Got it. Thanks for the quick response.

lindayuanyuan commented 3 years ago

Yes - they are angles (in radians). See https://zenodo.org/record/2529036 for more information.

One quick follow up. If I understand the paper correctly, the gaze estimation in RE-GENE is kind of adding up the head pose angle with respect to the camera and the gaze angle in the frame of eye-tracking, hence the final gaze estimate output is transformed into the frame of the RGB-D camera, right? For example, given a picture, the gaze estimate output is with respect to the viewer who is seeing the picture, except switching left and right. Thanks. If not, how should I combine head pose angle and gaze angle to the absolute gaze angle toward the viewer, simply add them up? Any thoughts are apperciated, thanks.
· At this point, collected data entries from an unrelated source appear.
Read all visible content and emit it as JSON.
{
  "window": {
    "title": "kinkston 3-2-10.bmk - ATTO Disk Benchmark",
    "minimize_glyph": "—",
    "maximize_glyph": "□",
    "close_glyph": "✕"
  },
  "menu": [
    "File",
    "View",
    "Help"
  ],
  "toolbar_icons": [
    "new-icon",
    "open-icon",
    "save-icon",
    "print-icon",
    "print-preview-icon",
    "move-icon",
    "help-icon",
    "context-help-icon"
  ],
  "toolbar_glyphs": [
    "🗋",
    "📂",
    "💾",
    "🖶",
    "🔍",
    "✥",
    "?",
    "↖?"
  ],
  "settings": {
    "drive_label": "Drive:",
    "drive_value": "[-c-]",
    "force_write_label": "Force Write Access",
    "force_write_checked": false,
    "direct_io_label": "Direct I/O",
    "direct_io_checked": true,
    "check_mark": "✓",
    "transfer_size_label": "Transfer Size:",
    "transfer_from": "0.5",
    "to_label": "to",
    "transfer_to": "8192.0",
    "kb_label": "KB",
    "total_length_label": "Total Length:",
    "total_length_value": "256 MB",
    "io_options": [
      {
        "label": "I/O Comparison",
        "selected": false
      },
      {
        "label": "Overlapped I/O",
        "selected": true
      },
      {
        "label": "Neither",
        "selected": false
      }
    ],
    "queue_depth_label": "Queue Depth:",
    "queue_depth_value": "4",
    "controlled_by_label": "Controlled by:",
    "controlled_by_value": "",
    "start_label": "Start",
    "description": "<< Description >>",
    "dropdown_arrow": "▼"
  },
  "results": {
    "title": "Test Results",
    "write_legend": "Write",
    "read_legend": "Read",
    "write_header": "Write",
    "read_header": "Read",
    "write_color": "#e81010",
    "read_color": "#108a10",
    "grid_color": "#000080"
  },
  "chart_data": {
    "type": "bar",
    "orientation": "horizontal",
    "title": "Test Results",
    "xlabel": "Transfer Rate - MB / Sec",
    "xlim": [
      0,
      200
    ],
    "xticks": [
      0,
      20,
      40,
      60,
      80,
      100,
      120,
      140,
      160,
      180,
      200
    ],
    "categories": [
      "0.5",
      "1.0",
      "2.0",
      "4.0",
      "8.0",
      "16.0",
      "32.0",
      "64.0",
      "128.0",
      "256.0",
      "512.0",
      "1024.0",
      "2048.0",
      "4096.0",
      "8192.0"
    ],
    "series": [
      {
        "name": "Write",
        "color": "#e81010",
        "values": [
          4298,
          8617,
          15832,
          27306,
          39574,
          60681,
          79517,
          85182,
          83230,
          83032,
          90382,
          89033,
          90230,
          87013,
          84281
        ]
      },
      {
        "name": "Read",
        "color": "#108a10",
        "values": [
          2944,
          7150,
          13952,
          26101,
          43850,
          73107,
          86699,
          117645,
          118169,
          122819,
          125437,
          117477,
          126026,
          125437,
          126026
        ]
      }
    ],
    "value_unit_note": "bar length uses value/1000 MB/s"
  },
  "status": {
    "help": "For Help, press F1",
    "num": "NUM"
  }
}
Tobias-Fischer commented 3 years ago

There are two networks - one purely estimating the head pose, and the other purely estimating the eye gaze. See e.g. https://github.com/Tobias-Fischer/rt_gene/blob/master/rt_gene/scripts/estimate_gaze.py on how to fuse head pose angles and gaze angles.

lindayuanyuan commented 3 years ago

Thanks for such a quick response. I see the two networks part. For the pure gaze estimation part, the ground truth annotated by the eye tracking is the gaze angle with respect to the head facing direction, right? however, I don't get the part on how to fuse head pose angles and gaze angles. Can you point me to the exact code or descriptions in the writing? Thanks.
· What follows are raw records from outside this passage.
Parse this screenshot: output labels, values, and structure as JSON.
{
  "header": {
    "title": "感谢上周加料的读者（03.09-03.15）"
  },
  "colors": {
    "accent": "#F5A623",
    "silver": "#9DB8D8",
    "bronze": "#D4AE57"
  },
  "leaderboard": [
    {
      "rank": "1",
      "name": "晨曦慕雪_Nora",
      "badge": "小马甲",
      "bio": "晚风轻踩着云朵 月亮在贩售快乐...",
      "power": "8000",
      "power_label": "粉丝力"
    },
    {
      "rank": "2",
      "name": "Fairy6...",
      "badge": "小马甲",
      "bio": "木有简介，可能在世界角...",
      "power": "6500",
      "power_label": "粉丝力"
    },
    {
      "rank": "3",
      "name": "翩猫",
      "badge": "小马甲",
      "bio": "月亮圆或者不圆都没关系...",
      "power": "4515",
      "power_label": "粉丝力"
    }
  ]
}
Tobias-Fischer commented 3 years ago

Yes, w.r.t. head facing direction. In the ROS code (above), the eye gaze angle is published w.r.t. the head coordinate frame.
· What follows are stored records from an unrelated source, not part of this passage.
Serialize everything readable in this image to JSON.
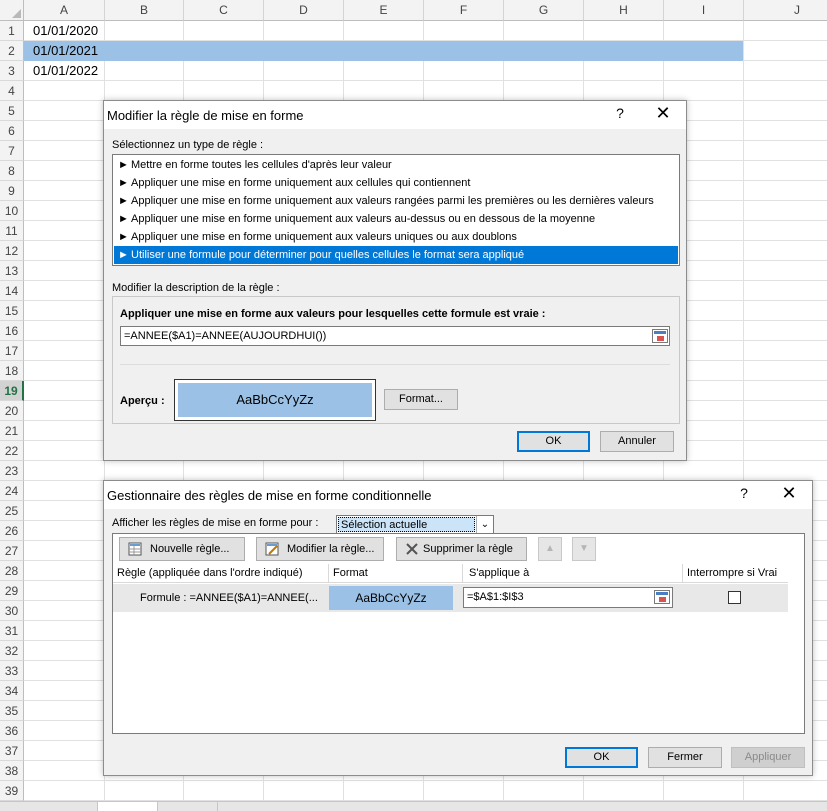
{
  "spreadsheet": {
    "columns": [
      "A",
      "B",
      "C",
      "D",
      "E",
      "F",
      "G",
      "H",
      "I",
      "J"
    ],
    "rows": [
      "1",
      "2",
      "3",
      "4",
      "5",
      "6",
      "7",
      "8",
      "9",
      "10",
      "11",
      "12",
      "13",
      "14",
      "15",
      "16",
      "17",
      "18",
      "19",
      "20",
      "21",
      "22",
      "23",
      "24",
      "25",
      "26",
      "27",
      "28",
      "29",
      "30",
      "31",
      "32",
      "33",
      "34",
      "35",
      "36",
      "37",
      "38",
      "39"
    ],
    "active_row": "19",
    "cells": {
      "A1": "01/01/2020",
      "A2": "01/01/2021",
      "A3": "01/01/2022"
    },
    "highlight_color": "#9bc2e6",
    "accent_color": "#217346"
  },
  "edit_rule_dialog": {
    "title": "Modifier la règle de mise en forme",
    "help": "?",
    "close": "✕",
    "select_type_label": "Sélectionnez un type de règle :",
    "rule_types": [
      "Mettre en forme toutes les cellules d'après leur valeur",
      "Appliquer une mise en forme uniquement aux cellules qui contiennent",
      "Appliquer une mise en forme uniquement aux valeurs rangées parmi les premières ou les dernières valeurs",
      "Appliquer une mise en forme uniquement aux valeurs au-dessus ou en dessous de la moyenne",
      "Appliquer une mise en forme uniquement aux valeurs uniques ou aux doublons",
      "Utiliser une formule pour déterminer pour quelles cellules le format sera appliqué"
    ],
    "selected_rule_index": 5,
    "edit_description_label": "Modifier la description de la règle :",
    "formula_label": "Appliquer une mise en forme aux valeurs pour lesquelles cette formule est vraie :",
    "formula_value": "=ANNEE($A1)=ANNEE(AUJOURDHUI())",
    "preview_label": "Aperçu :",
    "preview_text": "AaBbCcYyZz",
    "format_button": "Format...",
    "ok_button": "OK",
    "cancel_button": "Annuler"
  },
  "manager_dialog": {
    "title": "Gestionnaire des règles de mise en forme conditionnelle",
    "help": "?",
    "close": "✕",
    "show_rules_label": "Afficher les règles de mise en forme pour :",
    "show_rules_value": "Sélection actuelle",
    "new_rule_button": "Nouvelle règle...",
    "edit_rule_button": "Modifier la règle...",
    "delete_rule_button": "Supprimer la règle",
    "columns": {
      "rule": "Règle (appliquée dans l'ordre indiqué)",
      "format": "Format",
      "applies_to": "S'applique à",
      "stop_if_true": "Interrompre si Vrai"
    },
    "rules": [
      {
        "rule": "Formule : =ANNEE($A1)=ANNEE(...",
        "format_preview": "AaBbCcYyZz",
        "applies_to": "=$A$1:$I$3",
        "stop_if_true": false
      }
    ],
    "ok_button": "OK",
    "close_button": "Fermer",
    "apply_button": "Appliquer"
  }
}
lindayuanyuan commented 3 years ago

Yes, w.r.t. head facing direction. In the ROS code (above), the eye gaze angle is published w.r.t. the head coordinate frame.

Thanks for the clarification. I understand that the published gaze is in the head coordinate frame now. I read your paper again it says that "Most importantly, we can map the gaze vector g to the frame of the RGB-D camera using T(E→C). I am wondering how I can transform the published gaze estimation in head coordinates g_h to camera cordinates g_c. I also followed the paper Deng and Zhu [10] on gaze transform layer that uses formula 2: g_c = Rg_h. Does that mean I can use the head vector gaze vector (from the estimates output) to get the transformed gaze estimation in the camera coordinate frame? sorry for the long question. I appreciate your reply. thanks.

Tobias-Fischer commented 3 years ago

Hello, this is all done in the ROS code via the tf library. As this is a general question about coordinate transforms and not about RT-GENE, I recommend opening a question on e.g. stackoverflow.

lindayuanyuan commented 3 years ago

thanks for the quick response as always. I will learn the coordinate transform from other sources. Just wandering will RT-GENE publish gaze estimation in image/camera frame? as it has good application and is easier to do the transformation in your work. Thanks.

Tobias-Fischer commented 3 years ago

Yes, it does already. Please read some tutorials on the tf transform in ROS: http://wiki.ros.org/tf/Tutorials

lindayuanyuan commented 3 years ago

In the estimate_gaze_standalone.py output? I am using existing images. thanks for the resources. I will study it carefully.